The interface is designed to feel like a real hospital system, not a game. The visual language is clinical and restrained. The AI confidence score is always visible but never the loudest element on the page. The player has to choose to look at it carefully.
The queue and message panel sit side by side. Clinical cases on the left, communications on the right. The split is intentional. Critical context can arrive through either channel, and deciding when to check messages is itself a decision the player has to make.
Patient intake on the left, AI-generated note on the right. The layout does not tell the player which to trust. The confidence score is visible but not prominent. Accept and Sign sits alongside Override with equal visual weight. The interface withholds judgment on purpose.

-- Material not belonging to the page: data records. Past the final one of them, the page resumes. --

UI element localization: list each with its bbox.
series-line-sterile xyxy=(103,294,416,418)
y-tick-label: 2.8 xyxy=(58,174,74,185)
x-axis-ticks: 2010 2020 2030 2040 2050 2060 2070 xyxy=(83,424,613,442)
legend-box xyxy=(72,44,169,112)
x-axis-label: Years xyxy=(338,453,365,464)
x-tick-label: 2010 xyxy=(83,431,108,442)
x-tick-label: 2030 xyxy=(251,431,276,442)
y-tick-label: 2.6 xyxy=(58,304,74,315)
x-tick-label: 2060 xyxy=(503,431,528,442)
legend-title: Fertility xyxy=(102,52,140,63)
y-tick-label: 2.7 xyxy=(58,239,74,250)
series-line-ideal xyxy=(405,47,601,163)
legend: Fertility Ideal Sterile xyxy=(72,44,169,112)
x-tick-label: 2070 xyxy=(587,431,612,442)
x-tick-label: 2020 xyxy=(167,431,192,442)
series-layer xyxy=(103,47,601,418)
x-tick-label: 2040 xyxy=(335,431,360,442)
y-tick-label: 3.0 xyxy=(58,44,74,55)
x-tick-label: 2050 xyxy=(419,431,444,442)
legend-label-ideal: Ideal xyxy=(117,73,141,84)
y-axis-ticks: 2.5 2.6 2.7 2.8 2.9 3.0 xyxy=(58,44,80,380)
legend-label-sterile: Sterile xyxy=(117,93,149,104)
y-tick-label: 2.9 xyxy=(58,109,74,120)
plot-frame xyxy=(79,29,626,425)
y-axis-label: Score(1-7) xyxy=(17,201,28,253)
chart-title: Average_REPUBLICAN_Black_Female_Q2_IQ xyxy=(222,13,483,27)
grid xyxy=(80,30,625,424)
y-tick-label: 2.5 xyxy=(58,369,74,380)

Second Opinion is actively in development. The current build is exploring a simplified version of the case system, focused on healthcare students practicing AI trust calibration through symptom-based cases. The full consequence system and institutional layer described in this case study represent the design vision, some of which will ship in later iterations.
This project is developed in collaboration with the AI Game and Governance Lab at UC Davis. The simulation framework is being explored as a research tool for studying how clinicians make decisions when AI is involved. Insights that can help shape policy, guidelines, and future training.
A training module tells people what to do. A simulation has to create the conditions where they figure it out themselves and feel the consequences. That's a different design problem entirely, and it requires understanding the psychology of decision-making under pressure, not just the content you want to teach.
We aren't clinicians. But we talked to ones who are. Every major design decision in this project traces back to something a physician told us: the experience gap, the confident contextual errors, the absence of training. Without that foundation, the design is just speculation.
The original vision was ambitious. The build that's shipping is simpler. That's not a compromise. It is what we learned about what's actually buildable and what's most useful to the people we're designing for. Knowing when to simplify is as important as knowing what to build.
Glad we could cross paths.
I hope it left you with a bit of curiosity.